7 Easy Ways to Get More Out of Your Walks

Walk with intention

Plan your weekly walks: Mon-Interval walk, Tue-Light walk with friend, Wed-45min steady walk, Thu-Mindful walk, Fri-Music walk. Short walks boost mood!

Climb hills

Change up your walking route or treadmill incline to burn more calories and tone your muscles. Samantha Clayton suggests adding hills or increasing incline for better results.

Enlist a buddy

Making your walking workouts fun helps you stick with them. Having a friend join you can make it enjoyable. Try meeting up for walks or chatting on the phone while walking.

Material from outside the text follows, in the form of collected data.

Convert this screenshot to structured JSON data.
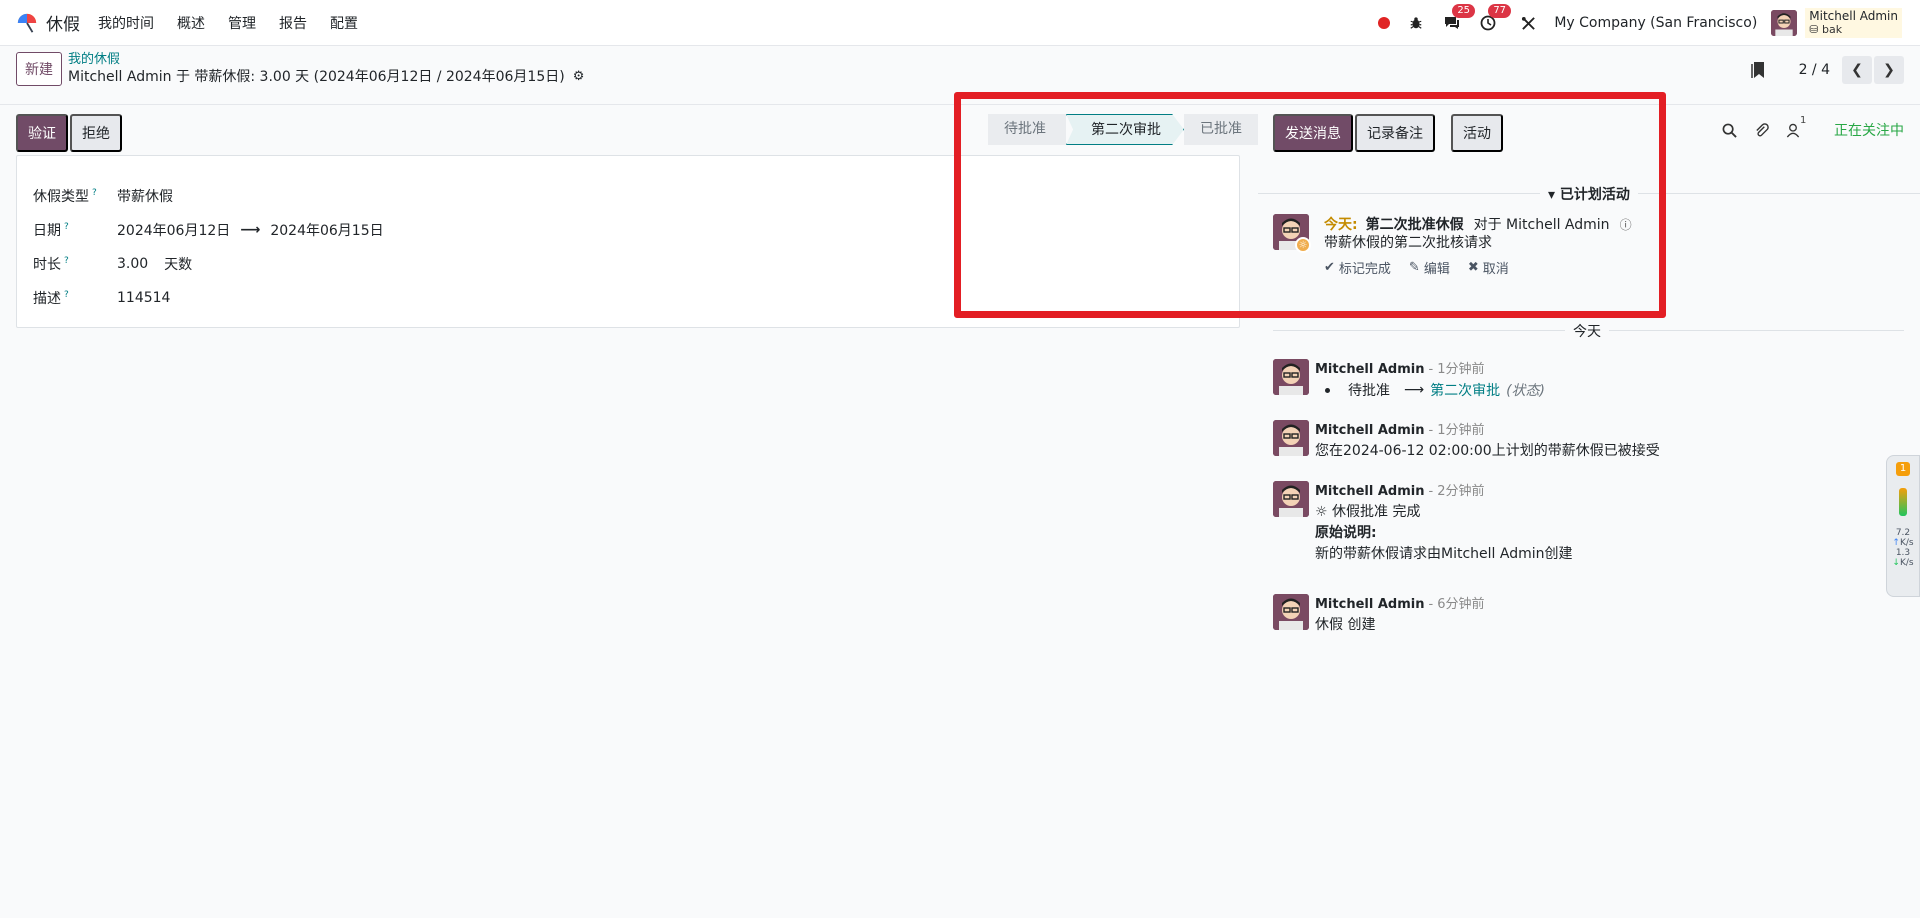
{
  "navbar": {
    "app_name": "休假",
    "menu": [
      "我的时间",
      "概述",
      "管理",
      "报告",
      "配置"
    ],
    "chat_badge": "25",
    "activity_badge": "77",
    "company": "My Company (San Francisco)",
    "user_name": "Mitchell Admin",
    "user_db": "bak"
  },
  "control_panel": {
    "new_label": "新建",
    "breadcrumb_parent": "我的休假",
    "record_title": "Mitchell Admin 于 带薪休假: 3.00 天 (2024年06月12日 / 2024年06月15日)",
    "pager": "2 / 4"
  },
  "actions": {
    "validate": "验证",
    "refuse": "拒绝"
  },
  "status_bar": {
    "stages": [
      "待批准",
      "第二次审批",
      "已批准"
    ],
    "active": "第二次审批"
  },
  "form": {
    "type_label": "休假类型",
    "type_value": "带薪休假",
    "date_label": "日期",
    "date_from": "2024年06月12日",
    "date_to": "2024年06月15日",
    "duration_label": "时长",
    "duration_value": "3.00",
    "duration_unit": "天数",
    "desc_label": "描述",
    "desc_value": "114514",
    "help_mark": "?"
  },
  "chatter": {
    "send_message": "发送消息",
    "log_note": "记录备注",
    "activities": "活动",
    "follower_count": "1",
    "following": "正在关注中",
    "planned_header": "已计划活动",
    "activity": {
      "today": "今天:",
      "title": "第二次批准休假",
      "for": "对于 Mitchell Admin",
      "desc": "带薪休假的第二次批核请求",
      "mark_done": "标记完成",
      "edit": "编辑",
      "cancel": "取消"
    },
    "today_separator": "今天",
    "messages": [
      {
        "author": "Mitchell Admin",
        "time": "- 1分钟前",
        "old": "待批准",
        "new": "第二次审批",
        "field": "(状态)"
      },
      {
        "author": "Mitchell Admin",
        "time": "- 1分钟前",
        "body": "您在2024-06-12 02:00:00上计划的带薪休假已被接受"
      },
      {
        "author": "Mitchell Admin",
        "time": "- 2分钟前",
        "line1": "休假批准 完成",
        "line2": "原始说明:",
        "line3": "新的带薪休假请求由Mitchell Admin创建"
      },
      {
        "author": "Mitchell Admin",
        "time": "- 6分钟前",
        "body": "休假 创建"
      }
    ]
  },
  "side_widget": {
    "badge": "1",
    "up_speed": "7.2",
    "down_speed": "1.3",
    "unit": "K/s"
  },
  "colors": {
    "primary": "#714b67",
    "accent": "#017e84",
    "highlight": "#e31e24",
    "following": "#28a745"
  }
}
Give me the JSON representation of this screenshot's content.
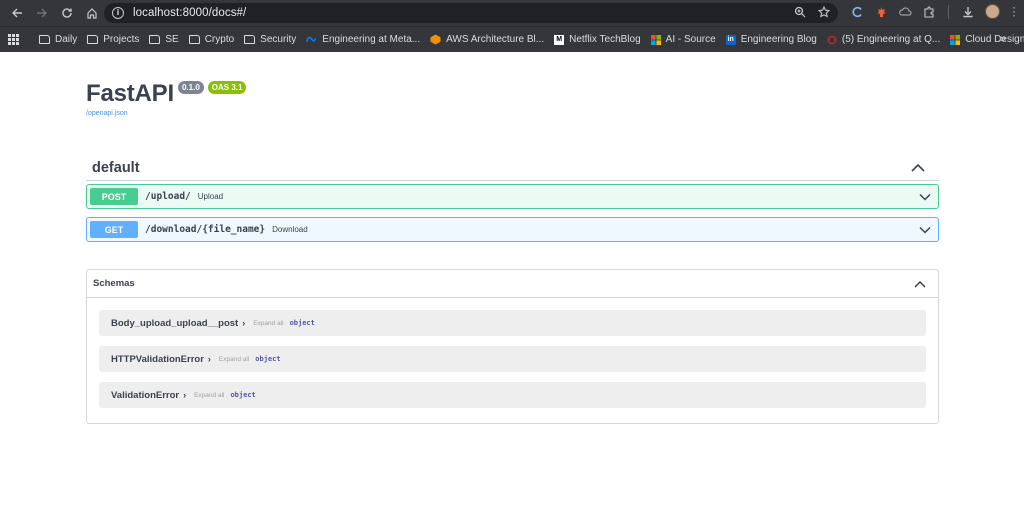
{
  "browser": {
    "url": "localhost:8000/docs#/",
    "bookmarks": [
      {
        "label": "Daily",
        "icon": "folder-icon"
      },
      {
        "label": "Projects",
        "icon": "folder-icon"
      },
      {
        "label": "SE",
        "icon": "folder-icon"
      },
      {
        "label": "Crypto",
        "icon": "folder-icon"
      },
      {
        "label": "Security",
        "icon": "folder-icon"
      },
      {
        "label": "Engineering at Meta...",
        "icon": "meta-icon"
      },
      {
        "label": "AWS Architecture Bl...",
        "icon": "aws-icon"
      },
      {
        "label": "Netflix TechBlog",
        "icon": "medium-icon"
      },
      {
        "label": "AI - Source",
        "icon": "microsoft-icon"
      },
      {
        "label": "Engineering Blog",
        "icon": "linkedin-icon"
      },
      {
        "label": "(5) Engineering at Q...",
        "icon": "quora-icon"
      },
      {
        "label": "Cloud Design Patter...",
        "icon": "microsoft-icon"
      }
    ],
    "more_label": "»"
  },
  "api": {
    "title": "FastAPI",
    "version": "0.1.0",
    "oas": "OAS 3.1",
    "spec_link": "/openapi.json"
  },
  "tag": {
    "name": "default",
    "operations": [
      {
        "method": "POST",
        "path": "/upload/",
        "summary": "Upload"
      },
      {
        "method": "GET",
        "path": "/download/{file_name}",
        "summary": "Download"
      }
    ]
  },
  "schemas": {
    "title": "Schemas",
    "expand_label": "Expand all",
    "type_label": "object",
    "models": [
      "Body_upload_upload__post",
      "HTTPValidationError",
      "ValidationError"
    ]
  },
  "colors": {
    "post": "#49cc90",
    "get": "#61affe",
    "text": "#3b4151"
  }
}
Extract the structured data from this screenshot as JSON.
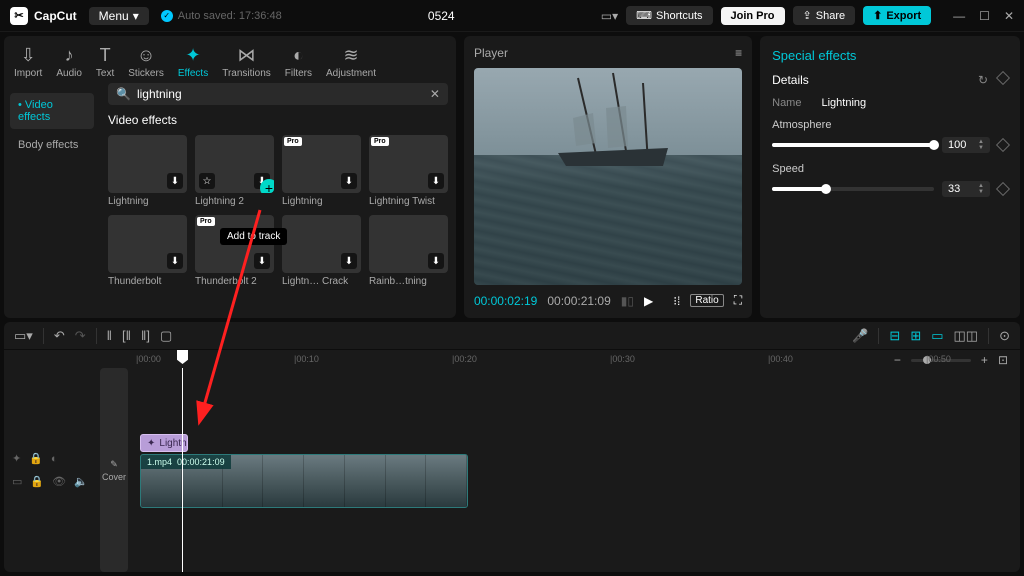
{
  "app": {
    "name": "CapCut"
  },
  "topbar": {
    "menu": "Menu",
    "autosave": "Auto saved: 17:36:48",
    "project": "0524",
    "shortcuts": "Shortcuts",
    "joinpro": "Join Pro",
    "share": "Share",
    "export": "Export"
  },
  "media": {
    "tabs": [
      {
        "icon": "⇩",
        "label": "Import"
      },
      {
        "icon": "♪",
        "label": "Audio"
      },
      {
        "icon": "T",
        "label": "Text"
      },
      {
        "icon": "☺",
        "label": "Stickers"
      },
      {
        "icon": "✦",
        "label": "Effects",
        "active": true
      },
      {
        "icon": "⋈",
        "label": "Transitions"
      },
      {
        "icon": "◐",
        "label": "Filters"
      },
      {
        "icon": "≋",
        "label": "Adjustment"
      }
    ],
    "side": [
      "Video effects",
      "Body effects"
    ],
    "search": "lightning",
    "section": "Video effects",
    "tooltip": "Add to track",
    "items": [
      {
        "name": "Lightning",
        "cls": "g-mtn"
      },
      {
        "name": "Lightning 2",
        "cls": "g-light",
        "add": true,
        "star": true
      },
      {
        "name": "Lightning",
        "cls": "g-person",
        "pro": true
      },
      {
        "name": "Lightning Twist",
        "cls": "g-dark",
        "pro": true
      },
      {
        "name": "Thunderbolt",
        "cls": "g-blue"
      },
      {
        "name": "Thunderbolt 2",
        "cls": "g-yellow",
        "pro": true
      },
      {
        "name": "Lightn… Crack",
        "cls": "g-purple"
      },
      {
        "name": "Rainb…tning",
        "cls": "g-pink"
      }
    ]
  },
  "player": {
    "title": "Player",
    "time_cur": "00:00:02:19",
    "time_dur": "00:00:21:09",
    "ratio": "Ratio"
  },
  "details": {
    "panel_title": "Special effects",
    "section": "Details",
    "name_label": "Name",
    "name_value": "Lightning",
    "params": [
      {
        "label": "Atmosphere",
        "value": 100,
        "pct": 100
      },
      {
        "label": "Speed",
        "value": 33,
        "pct": 33
      }
    ]
  },
  "timeline": {
    "ticks": [
      "|00:00",
      "|00:10",
      "|00:20",
      "|00:30",
      "|00:40",
      "|00:50"
    ],
    "fx_clip": "Lightn",
    "video_clip": {
      "name": "1.mp4",
      "dur": "00:00:21:09"
    },
    "cover": "Cover"
  }
}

Incorporate interval training

Interval training is when you switch between intense and easy exercises. It's not just fun but also makes your body work harder in less time. For example, walk fast for 45 seconds, then slow for 30 seconds, and repeat.

Time yourself—and beat yourself

Walk your favorite trail faster each time. Beat your time by 15 seconds, then 30 seconds. Challenge yourself!

Plan your music in advance

Music boosts exercise motivation. Make playlists with tunes that match your workout type for best results. Choose steady beats for endurance, powerful music for intervals.

Take to the trails

Walking on uneven trails boosts awareness, balance, burns more calories, and strengthens small muscles.